LONGVIEW, Texas (KLTV) – Many dads would agree that fatherhood can be challenging.
Roughly 10% of fathers experience postpartum depression, and 75% report feelings of loneliness and isolation, according to the American Heart Organization.
And when it comes to men’s mental health — especially fathers’ — some experts say these numbers aren’t talked about enough.
“It was so new to me. I’ve never had a session like this before,” Cyril Bradford, an event attendee, said.
Fatherhood and mental health
“Dads play such an important role,” Kevin Pineda, Buckner fatherhood specialist, said.
These two go hand in hand with a family’s quality and stability.
“The father is really important in the home,” Pineda said. “Right now in the U.S. one in four children comes from a fatherless home. And 85% of men and women who are incarcerated came from a fatherless home.”
On Saturday, Buckner Children and Family Services held a mental health event for dads.
“Regardless of the culture that’s around you or maybe there are stigmas towards getting help…push through those boundaries,” Pineda said. “Men need to have community around them. They need to have someone to talk to. And it just completely drastically changes the man’s mental health when he has someone to talk to.”
That’s why fathers like Cyril Bradford joined the conversation.
“When you have kids that you’re supposed to be this role model for, I’m definitely up to hearing someone talk about that,” Bradford said. “We, men, are supposed to be that for our children. And the mothers are supposed to be that too.”
Fatherhood pressures include having the right job, being emotionally involved and understanding child development.

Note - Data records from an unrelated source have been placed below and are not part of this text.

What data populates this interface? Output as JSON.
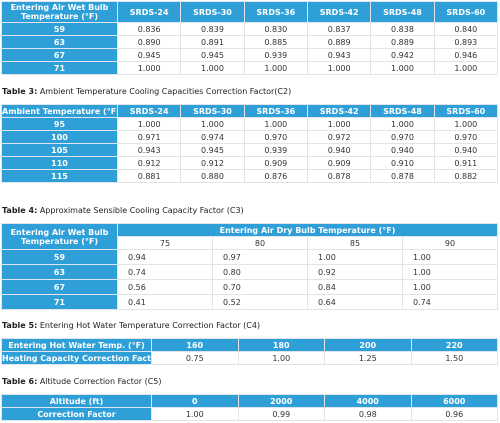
{
  "t2": {
    "corner": "Entering Air Wet Bulb Temperature (°F)",
    "cols": [
      "SRDS-24",
      "SRDS-30",
      "SRDS-36",
      "SRDS-42",
      "SRDS-48",
      "SRDS-60"
    ],
    "rows": [
      {
        "label": "59",
        "vals": [
          "0.836",
          "0.839",
          "0.830",
          "0.837",
          "0.838",
          "0.840"
        ]
      },
      {
        "label": "63",
        "vals": [
          "0.890",
          "0.891",
          "0.885",
          "0.889",
          "0.889",
          "0.893"
        ]
      },
      {
        "label": "67",
        "vals": [
          "0.945",
          "0.945",
          "0.939",
          "0.943",
          "0.942",
          "0.946"
        ]
      },
      {
        "label": "71",
        "vals": [
          "1.000",
          "1.000",
          "1.000",
          "1.000",
          "1.000",
          "1.000"
        ]
      }
    ]
  },
  "t3": {
    "caption_prefix": "Table 3:",
    "caption": "Ambient Temperature Cooling Capacities Correction Factor(C2)",
    "corner": "Ambient Temperature (°F)",
    "cols": [
      "SRDS-24",
      "SRDS-30",
      "SRDS-36",
      "SRDS-42",
      "SRDS-48",
      "SRDS-60"
    ],
    "rows": [
      {
        "label": "95",
        "vals": [
          "1.000",
          "1.000",
          "1.000",
          "1.000",
          "1.000",
          "1.000"
        ]
      },
      {
        "label": "100",
        "vals": [
          "0.971",
          "0.974",
          "0.970",
          "0.972",
          "0.970",
          "0.970"
        ]
      },
      {
        "label": "105",
        "vals": [
          "0.943",
          "0.945",
          "0.939",
          "0.940",
          "0.940",
          "0.940"
        ]
      },
      {
        "label": "110",
        "vals": [
          "0.912",
          "0.912",
          "0.909",
          "0.909",
          "0.910",
          "0.911"
        ]
      },
      {
        "label": "115",
        "vals": [
          "0.881",
          "0.880",
          "0.876",
          "0.878",
          "0.878",
          "0.882"
        ]
      }
    ]
  },
  "t4": {
    "caption_prefix": "Table 4:",
    "caption": "Approximate Sensible Cooling Capacity Factor (C3)",
    "corner": "Entering Air Wet Bulb Temperature (°F)",
    "group": "Entering Air Dry Bulb Temperature (°F)",
    "cols": [
      "75",
      "80",
      "85",
      "90"
    ],
    "rows": [
      {
        "label": "59",
        "vals": [
          "0.94",
          "0.97",
          "1.00",
          "1.00"
        ]
      },
      {
        "label": "63",
        "vals": [
          "0.74",
          "0.80",
          "0.92",
          "1.00"
        ]
      },
      {
        "label": "67",
        "vals": [
          "0.56",
          "0.70",
          "0.84",
          "1.00"
        ]
      },
      {
        "label": "71",
        "vals": [
          "0.41",
          "0.52",
          "0.64",
          "0.74"
        ]
      }
    ]
  },
  "t5": {
    "caption_prefix": "Table 5:",
    "caption": "Entering Hot Water Temperature Correction Factor (C4)",
    "row1_label": "Entering Hot Water Temp. (°F)",
    "row1": [
      "160",
      "180",
      "200",
      "220"
    ],
    "row2_label": "Heating Capacity Correction Factor",
    "row2": [
      "0.75",
      "1.00",
      "1.25",
      "1.50"
    ]
  },
  "t6": {
    "caption_prefix": "Table 6:",
    "caption": "Altitude Correction Factor (C5)",
    "row1_label": "Altitude (ft)",
    "row1": [
      "0",
      "2000",
      "4000",
      "6000"
    ],
    "row2_label": "Correction Factor",
    "row2": [
      "1.00",
      "0.99",
      "0.98",
      "0.96"
    ]
  },
  "colors": {
    "header_blue": "#2f9fd8",
    "border": "#dfe5ea"
  }
}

The presentation emphasized where communication problems can begin for men — as far back as their own childhood.
“And that could be because of what they heard growing up,” Pineda said.
“Messages that young boys receive from their parents is: ‘toughen up, be a man, boys don’t cry…’ It teaches the child to suppress their emotions. Often what you see in older men that are unable to emotionally connect with their families is because of that suppressed habit of emotions they learned from a young age.”
Bradford said he’s applying what he learned today for this family.
“I’m taking this stuff to the house. It’s best to strengthen your emotional sense,” Bradford said. “Once they see you have that change in you — it’ll open doors. God will open doors and you’ll have everybody open their arms to you. That’s what I really got.”
It’s recommended that men describe their emotions to their loved ones rather than working through them alone.
Buckner offers therapy sessions, family-oriented activities and community-centered outreach.